Hong Kong airport shut down, but flights to resume

Construction at Hong Kong International Airport. (PHOTO: Matt Driskill)

Hong Kong airport shut down, but flights to resume

Hong Kong’s international airport was shut down Monday (12 August) after thousands of protestors descended on the facility’s arrivals hall, but officials said flights would resume Tuesday (13 August).

The protestors have been fighting running battles with Hong Kong police for the past 10 weeks in various parts of the city but decided to strike a blow at the city’s airport, which they believe will prevent police from using the strong-arm tactics that have led to violent confrontations in days past.

The protests are drawing increasing attention from officials in Beijing who are ratcheting their rhetoric and describing the protests as a form of “terrorism”, which leads many to believe that if the protests continue, China will send in troops to quell the unrest. China has been massing a paramilitary force just across the border from Hong Kong, according to media reports.

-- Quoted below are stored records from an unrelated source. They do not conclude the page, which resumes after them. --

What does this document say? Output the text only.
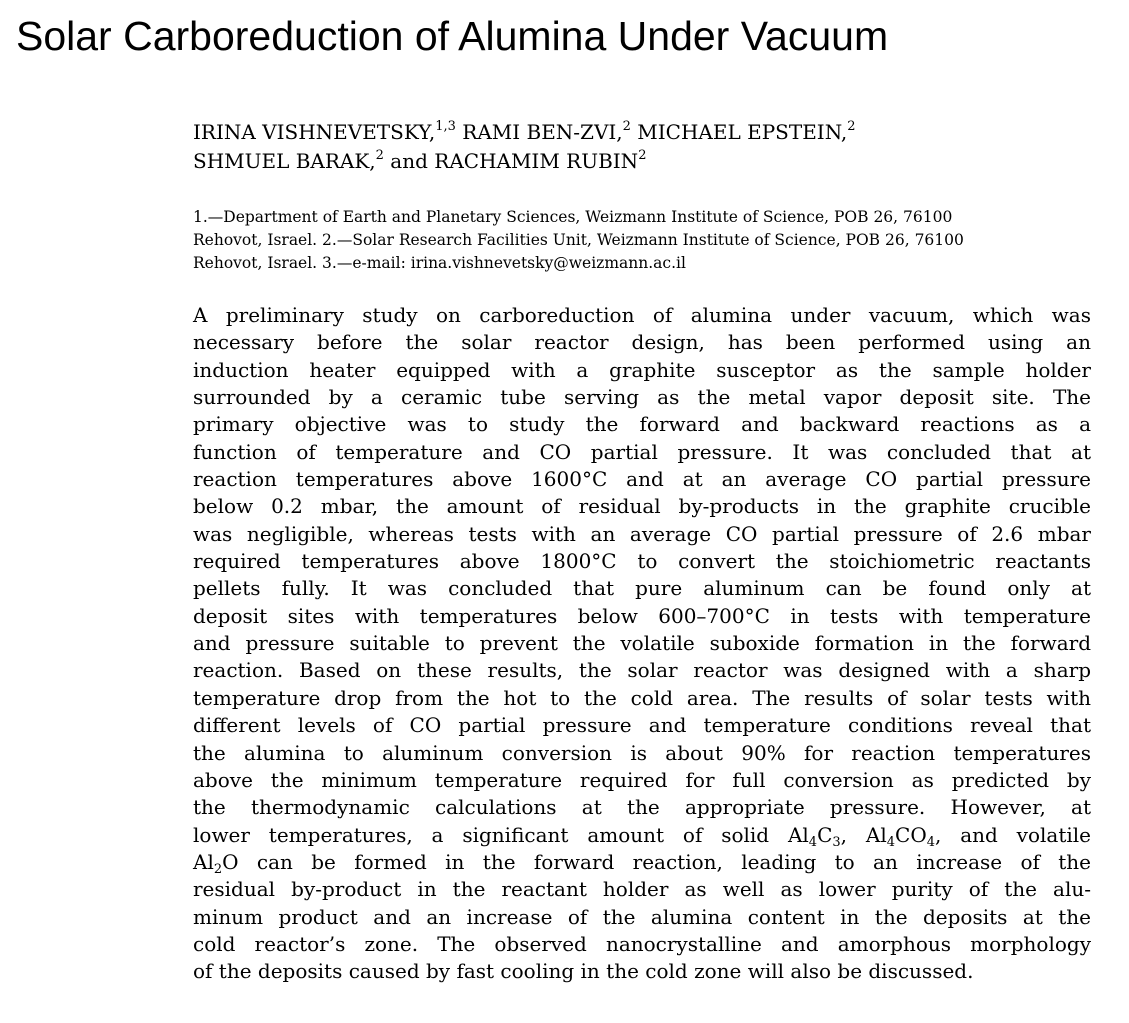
Solar Carboreduction of Alumina Under Vacuum
IRINA VISHNEVETSKY,$^{1,3}$ RAMI BEN-ZVI,$^2$ MICHAEL EPSTEIN,$^2$
SHMUEL BARAK,$^2$ and RACHAMIM RUBIN$^2$
1.—Department of Earth and Planetary Sciences, Weizmann Institute of Science, POB 26, 76100
Rehovot, Israel. 2.—Solar Research Facilities Unit, Weizmann Institute of Science, POB 26, 76100
Rehovot, Israel. 3.—e-mail: irina.vishnevetsky@weizmann.ac.il
A preliminary study on carboreduction of alumina under vacuum, which was
necessary before the solar reactor design, has been performed using an
induction heater equipped with a graphite susceptor as the sample holder
surrounded by a ceramic tube serving as the metal vapor deposit site. The
primary objective was to study the forward and backward reactions as a
function of temperature and CO partial pressure. It was concluded that at
reaction temperatures above 1600°C and at an average CO partial pressure
below 0.2 mbar, the amount of residual by-products in the graphite crucible
was negligible, whereas tests with an average CO partial pressure of 2.6 mbar
required temperatures above 1800°C to convert the stoichiometric reactants
pellets fully. It was concluded that pure aluminum can be found only at
deposit sites with temperatures below 600–700°C in tests with temperature
and pressure suitable to prevent the volatile suboxide formation in the forward
reaction. Based on these results, the solar reactor was designed with a sharp
temperature drop from the hot to the cold area. The results of solar tests with
different levels of CO partial pressure and temperature conditions reveal that
the alumina to aluminum conversion is about 90% for reaction temperatures
above the minimum temperature required for full conversion as predicted by
the thermodynamic calculations at the appropriate pressure. However, at
lower temperatures, a significant amount of solid $Al_4C_3$, $Al_4CO_4$, and volatile
$Al_2O$ can be formed in the forward reaction, leading to an increase of the
residual by-product in the reactant holder as well as lower purity of the alu-
minum product and an increase of the alumina content in the deposits at the
cold reactor’s zone. The observed nanocrystalline and amorphous morphology
of the deposits caused by fast cooling in the cold zone will also be discussed.
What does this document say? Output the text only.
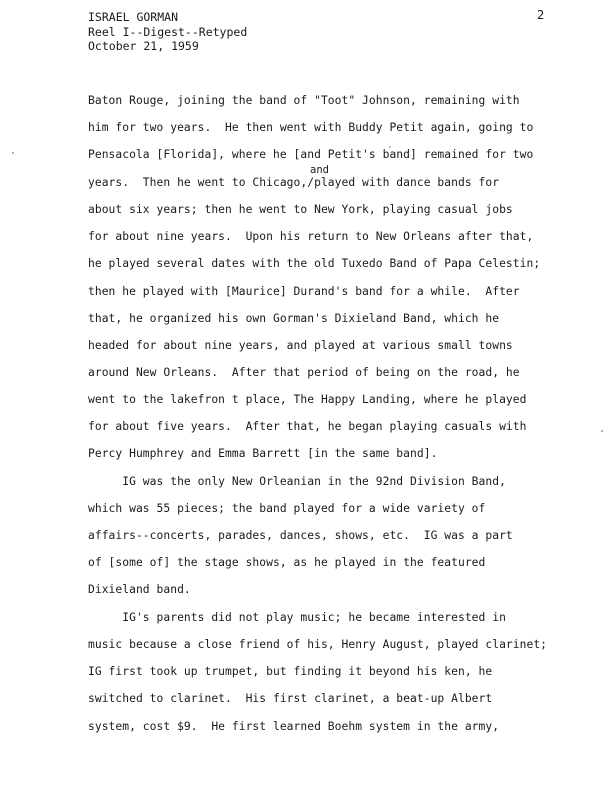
ISRAEL GORMAN
Reel I--Digest--Retyped
October 21, 1959
2
Baton Rouge, joining the band of "Toot" Johnson, remaining with
him for two years.  He then went with Buddy Petit again, going to
Pensacola [Florida], where he [and Petit's band] remained for two
ˏ
and
years.  Then he went to Chicago,/played with dance bands for
about six years; then he went to New York, playing casual jobs
for about nine years.  Upon his return to New Orleans after that,
he played several dates with the old Tuxedo Band of Papa Celestin;
then he played with [Maurice] Durand's band for a while.  After
that, he organized his own Gorman's Dixieland Band, which he
headed for about nine years, and played at various small towns
around New Orleans.  After that period of being on the road, he
went to the lakefron t place, The Happy Landing, where he played
for about five years.  After that, he began playing casuals with
Percy Humphrey and Emma Barrett [in the same band].
IG was the only New Orleanian in the 92nd Division Band,
which was 55 pieces; the band played for a wide variety of
affairs--concerts, parades, dances, shows, etc.  IG was a part
of [some of] the stage shows, as he played in the featured
Dixieland band.
IG's parents did not play music; he became interested in
music because a close friend of his, Henry August, played clarinet;
IG first took up trumpet, but finding it beyond his ken, he
switched to clarinet.  His first clarinet, a beat-up Albert
system, cost $9.  He first learned Boehm system in the army,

“The radical demonstrators in Hong Kong have repeatedly attacked police with extremely dangerous tools in recent days, which constitutes a serious violent crime, and now they are descending into terrorism,” said Yang Guang, a spokesman for the Hong Kong and Macao Affairs Office in Beijing. It was the first time the office had portrayed the protests in Hong Kong as “terrorism.”

“We should relentlessly crack down on such violent criminal acts without mercy, and we firmly support Hong Kong police and judicial authorities in bringing the criminals to justice as soon as possible,” Yang said. told reporters from state and Hong Kong media.

The Washington Post reported that Chinese armoured personnel carriers were heading toward the southern city of Shenzhen, which borders Hong Kong, which Chinese media described as “large-scale exercises” by the People’s Armed Police, a paramilitary unit. “The tasks and missions of the Armed Police include participating in dealing with rebellions, riots, serious violent and illegal incidents, terrorist attacks and other social security incidents,” Chinese media reported.

At the airport Monday, all departures had been stopped by late afternoon, affecting tens of thousands of passengers. Hong Kong’s airport authority said flights were fully suspended Monday at about 330pm, affecting tens of thousands of passengers. The authority said it was working on restarting operations from 6am local time on Tuesday morning.